The heads you have are very hard to seal. O rings are the way to go as you can machine a flange into the heads to match the recess in the cylinder which will center the head in the cylinder. The stock arrangement allows for a very sloppy fit and makes accurate squish clearance impossible. With the centering step in the head you can then simply cut a groove for the o ring and you have the best situation possible.
Yamaha changed the gasket design when they made the 400. It is the same as your 250 where the gasket surrounds the head bolts. This is not needed at all for sealing the combustion chamber, but does allow for tightening the bolts without bending the head so much. On your 350, the bolts are outboard of the gasket. When you tighten the bolts, it bends the head over the gasket which causes the head to bow upwards in the center between any two bolts and thereby looses clamping pressure on the gasket. Of course the result is leaking. This gets worse using the early heads which have the inside cooling fin interrupted for the bolts, and much worse when you machine the heads making them thinner. And of course even worse when you improve the chamber and squish increasing the pressure. And of course, more torque make the problem worse, not better! So you can see you have your work cut out for you - very difficult indeed to get these heads to seal.

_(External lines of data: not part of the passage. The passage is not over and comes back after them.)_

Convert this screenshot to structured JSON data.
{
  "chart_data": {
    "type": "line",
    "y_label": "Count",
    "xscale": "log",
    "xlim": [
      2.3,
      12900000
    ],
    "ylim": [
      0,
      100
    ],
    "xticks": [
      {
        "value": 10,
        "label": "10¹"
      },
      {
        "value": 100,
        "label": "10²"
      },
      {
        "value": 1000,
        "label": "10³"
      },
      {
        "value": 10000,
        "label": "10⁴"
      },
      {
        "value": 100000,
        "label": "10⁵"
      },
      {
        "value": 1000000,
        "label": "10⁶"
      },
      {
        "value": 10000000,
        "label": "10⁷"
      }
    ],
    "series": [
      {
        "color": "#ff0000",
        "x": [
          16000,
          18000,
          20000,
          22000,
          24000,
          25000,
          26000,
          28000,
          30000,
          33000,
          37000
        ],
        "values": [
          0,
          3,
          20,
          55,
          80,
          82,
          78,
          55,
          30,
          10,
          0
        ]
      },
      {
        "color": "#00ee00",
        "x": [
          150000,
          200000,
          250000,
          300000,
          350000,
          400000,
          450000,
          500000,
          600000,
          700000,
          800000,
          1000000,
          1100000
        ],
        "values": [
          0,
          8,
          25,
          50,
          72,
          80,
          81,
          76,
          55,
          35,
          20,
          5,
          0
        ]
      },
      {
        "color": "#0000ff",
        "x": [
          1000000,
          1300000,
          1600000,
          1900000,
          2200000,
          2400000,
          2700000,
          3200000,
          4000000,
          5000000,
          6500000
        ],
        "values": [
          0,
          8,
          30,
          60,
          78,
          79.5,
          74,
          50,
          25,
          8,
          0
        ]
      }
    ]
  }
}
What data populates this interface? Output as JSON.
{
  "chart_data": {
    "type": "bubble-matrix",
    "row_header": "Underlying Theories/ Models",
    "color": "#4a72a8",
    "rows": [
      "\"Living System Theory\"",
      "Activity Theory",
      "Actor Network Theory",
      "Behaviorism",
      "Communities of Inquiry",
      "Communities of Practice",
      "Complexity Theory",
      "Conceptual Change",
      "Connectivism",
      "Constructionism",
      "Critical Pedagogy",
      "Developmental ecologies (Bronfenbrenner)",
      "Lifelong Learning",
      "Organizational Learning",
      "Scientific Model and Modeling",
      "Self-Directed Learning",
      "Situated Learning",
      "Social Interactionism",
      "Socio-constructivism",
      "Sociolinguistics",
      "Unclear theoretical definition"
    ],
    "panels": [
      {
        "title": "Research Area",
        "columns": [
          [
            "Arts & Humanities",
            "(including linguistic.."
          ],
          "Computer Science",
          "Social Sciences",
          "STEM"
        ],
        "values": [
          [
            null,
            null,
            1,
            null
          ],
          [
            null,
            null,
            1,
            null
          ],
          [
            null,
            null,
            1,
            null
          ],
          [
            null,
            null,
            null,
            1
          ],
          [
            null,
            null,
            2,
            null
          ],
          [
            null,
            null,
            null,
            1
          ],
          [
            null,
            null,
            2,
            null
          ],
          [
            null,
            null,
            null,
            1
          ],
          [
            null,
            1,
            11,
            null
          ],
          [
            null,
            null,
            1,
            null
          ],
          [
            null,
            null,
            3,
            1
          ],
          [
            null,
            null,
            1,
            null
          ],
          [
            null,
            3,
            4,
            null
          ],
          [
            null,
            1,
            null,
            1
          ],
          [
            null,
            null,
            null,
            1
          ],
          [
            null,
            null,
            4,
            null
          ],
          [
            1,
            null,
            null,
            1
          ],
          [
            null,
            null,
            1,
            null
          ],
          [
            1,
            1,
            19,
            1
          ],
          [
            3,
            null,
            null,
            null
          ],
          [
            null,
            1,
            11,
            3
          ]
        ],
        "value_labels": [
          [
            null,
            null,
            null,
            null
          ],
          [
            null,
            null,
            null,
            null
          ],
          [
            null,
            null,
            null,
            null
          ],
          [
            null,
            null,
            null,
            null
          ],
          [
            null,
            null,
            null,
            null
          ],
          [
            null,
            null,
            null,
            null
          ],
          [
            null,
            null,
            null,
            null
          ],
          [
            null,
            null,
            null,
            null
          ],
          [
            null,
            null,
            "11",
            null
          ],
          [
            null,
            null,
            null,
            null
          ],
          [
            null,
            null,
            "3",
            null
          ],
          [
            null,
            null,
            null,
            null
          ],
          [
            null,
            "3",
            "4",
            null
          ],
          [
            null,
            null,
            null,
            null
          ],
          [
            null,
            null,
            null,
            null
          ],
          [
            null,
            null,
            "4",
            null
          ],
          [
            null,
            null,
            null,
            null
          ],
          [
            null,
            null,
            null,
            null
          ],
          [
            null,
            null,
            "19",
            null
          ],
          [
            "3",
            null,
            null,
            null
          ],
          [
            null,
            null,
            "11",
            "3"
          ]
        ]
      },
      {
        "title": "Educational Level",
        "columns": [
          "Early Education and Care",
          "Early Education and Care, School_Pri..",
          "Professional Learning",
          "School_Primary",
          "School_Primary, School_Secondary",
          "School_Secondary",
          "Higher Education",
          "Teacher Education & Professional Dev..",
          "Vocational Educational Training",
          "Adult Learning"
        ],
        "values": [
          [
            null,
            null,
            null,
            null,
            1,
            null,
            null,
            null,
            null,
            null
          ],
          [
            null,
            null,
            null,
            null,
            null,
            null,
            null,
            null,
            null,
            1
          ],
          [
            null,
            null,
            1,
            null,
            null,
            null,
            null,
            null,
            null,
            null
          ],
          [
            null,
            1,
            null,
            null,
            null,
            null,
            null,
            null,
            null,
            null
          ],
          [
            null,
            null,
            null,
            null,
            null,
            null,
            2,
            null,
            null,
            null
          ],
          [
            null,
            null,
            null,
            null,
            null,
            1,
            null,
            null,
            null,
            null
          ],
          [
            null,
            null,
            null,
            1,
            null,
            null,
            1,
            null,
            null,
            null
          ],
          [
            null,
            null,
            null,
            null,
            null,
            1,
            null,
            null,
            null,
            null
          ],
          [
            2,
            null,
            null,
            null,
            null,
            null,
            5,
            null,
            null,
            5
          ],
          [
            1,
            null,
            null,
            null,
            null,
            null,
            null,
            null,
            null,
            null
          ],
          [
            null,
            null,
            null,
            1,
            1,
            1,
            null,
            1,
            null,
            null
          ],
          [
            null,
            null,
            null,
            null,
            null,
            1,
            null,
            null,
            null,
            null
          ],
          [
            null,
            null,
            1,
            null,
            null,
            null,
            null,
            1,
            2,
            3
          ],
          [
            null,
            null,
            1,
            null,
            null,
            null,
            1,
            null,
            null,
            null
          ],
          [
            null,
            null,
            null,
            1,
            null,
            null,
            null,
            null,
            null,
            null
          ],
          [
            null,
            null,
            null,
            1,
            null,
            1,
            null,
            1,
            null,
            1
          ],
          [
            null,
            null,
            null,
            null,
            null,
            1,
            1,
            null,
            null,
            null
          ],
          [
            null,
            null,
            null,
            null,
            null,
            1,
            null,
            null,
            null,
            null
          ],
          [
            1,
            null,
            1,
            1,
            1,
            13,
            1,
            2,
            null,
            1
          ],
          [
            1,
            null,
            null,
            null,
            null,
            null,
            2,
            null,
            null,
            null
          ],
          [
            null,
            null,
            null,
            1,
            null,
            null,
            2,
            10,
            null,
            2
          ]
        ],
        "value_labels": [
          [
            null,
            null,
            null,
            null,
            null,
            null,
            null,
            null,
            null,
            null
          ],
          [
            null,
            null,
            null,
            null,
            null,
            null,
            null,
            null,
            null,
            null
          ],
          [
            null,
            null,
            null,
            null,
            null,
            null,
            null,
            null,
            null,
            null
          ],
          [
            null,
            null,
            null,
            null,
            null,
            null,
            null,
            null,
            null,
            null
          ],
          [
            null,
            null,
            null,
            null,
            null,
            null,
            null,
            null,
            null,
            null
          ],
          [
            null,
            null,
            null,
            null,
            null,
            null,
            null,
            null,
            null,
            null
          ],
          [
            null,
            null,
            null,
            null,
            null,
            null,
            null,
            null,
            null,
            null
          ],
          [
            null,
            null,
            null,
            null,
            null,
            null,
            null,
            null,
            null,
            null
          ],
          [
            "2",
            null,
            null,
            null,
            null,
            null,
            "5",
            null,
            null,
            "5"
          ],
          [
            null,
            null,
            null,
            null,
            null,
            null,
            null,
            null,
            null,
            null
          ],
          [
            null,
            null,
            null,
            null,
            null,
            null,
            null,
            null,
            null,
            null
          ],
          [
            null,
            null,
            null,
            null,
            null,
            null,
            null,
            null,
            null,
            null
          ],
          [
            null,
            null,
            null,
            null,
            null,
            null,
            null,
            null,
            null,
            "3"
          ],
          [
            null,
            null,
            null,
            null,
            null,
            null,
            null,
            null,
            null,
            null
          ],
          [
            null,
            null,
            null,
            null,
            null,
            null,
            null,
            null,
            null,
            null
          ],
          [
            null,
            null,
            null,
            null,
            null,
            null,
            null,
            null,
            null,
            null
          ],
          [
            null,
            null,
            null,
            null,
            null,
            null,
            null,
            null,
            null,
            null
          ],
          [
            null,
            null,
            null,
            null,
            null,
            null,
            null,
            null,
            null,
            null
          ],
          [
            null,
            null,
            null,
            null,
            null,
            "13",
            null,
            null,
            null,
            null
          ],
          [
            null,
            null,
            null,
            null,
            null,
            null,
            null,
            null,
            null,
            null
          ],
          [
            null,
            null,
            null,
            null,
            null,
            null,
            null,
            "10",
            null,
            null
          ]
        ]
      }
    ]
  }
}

But with some determination and more than a bit of luck you may see success. Try this. Get a piece of glass and some #400 wet sandpaper and carefully lap the sealing surface of the heads. Probably you will easily see they are bent. Just make them flat removing as little material as possible, but don't leave a trace of a low (high) spot. Anneal the gaskets as a last step before you install them. Copper work hardens very rapidly which will happen with any cutting, filing or bending. Make sure they are perfectly flat before annealing, and don't flatten them out if they curve a bit when you anneal - let the head flatten them when you install them. After annealing, spray them on both sides with copper gasket sealer like permatex copper-coat. Let them dry, and then give them another light spray right before you install them. Torque the head bolts VERY carefully in three stages up to spec (do not exceed 20 lb-ft under any condition!!!! I think the factory spec is 16 lb-ft). Excess clamping pressure will absolutely cause the gasket to leak! Run the engine up to temp and let cool down completely and re-torque. Then take a very easy ride just long enough to bring the engine up to full temperature, let cool completely and re torque. Repeat the ride and cool down and re-torque. If the head bolts do not need additional tightening to achieve the torque value, take the bike for a long easy ride and check again. Once the torque values are maintained you should be good to go, but don't be surprised if the heads start to leak again if you ride like a madman! This tedious regimen has worked well for me on well tuned engines with the stock gasket set up - good luck!
Yamaha changed the gasket design when they made the 400. It is the same as your 250 where the gasket surrounds the head bolts. This is not needed at all for sealing the combustion chamber, but does allow for tightening the bolts without bending the head so much. On your 350, the bolts are outboard of the gasket. When you tighten the bolts, it bends the head over the gasket which causes the head to bow upwards in the center between any two bolts and thereby looses clamping pressure on the gasket. Of course the result is leaking. This gets worse using the early heads which have the inside cooling fin interrupted for the bolts, and much worse when you machine the heads making them thinner. And of course even worse when you improve the chamber and squish increasing the pressure. And of course, more torque make the problem worse, not better! So you can see you have your work cut out for you - very difficult indeed to get these heads to seal.
But with some determination and more than a bit of luck you may see success. Try this. Get a piece of glass and some #400 wet sandpaper and carefully lap the sealing surface of the heads. Probably you will easily see they are bent. Just make them flat removing as little material as possible, but don't leave a trace of a low (high) spot. Anneal the gaskets as a last step before you install them. Copper work hardens very rapidly which will happen with any cutting, filing or bending. Make sure they are perfectly flat before annealing, and don't flatten them out if they curve a bit when you anneal - let the head flatten them when you install them. After annealing, spray them on both sides with copper gasket sealer like permatex copper-coat. Let them dry, and then give them another light spray right before you install them. Torque the head bolts VERY carefully in three stages up to spec (do not exceed 20 lb-ft under any condition!!!! I think the factory spec is 16 lb-ft). Excess clamping pressure will absolutely cause the gasket to leak! Run the engine up to temp and let cool down completely and re-torque. Then take a very easy ride just long enough to bring the engine up to full temperature, let cool completely and re torque. Repeat the ride and cool down and re-torque. If the head bolts do not need additional tightening to achieve the torque value, take the bike for a long easy ride and check again. Once the torque values are maintained you should be good to go, but don't be surprised if the heads start to leak again if you ride like a madman! This tedious regimen has worked well for me on well tuned engines with the stock gasket set up - good luck!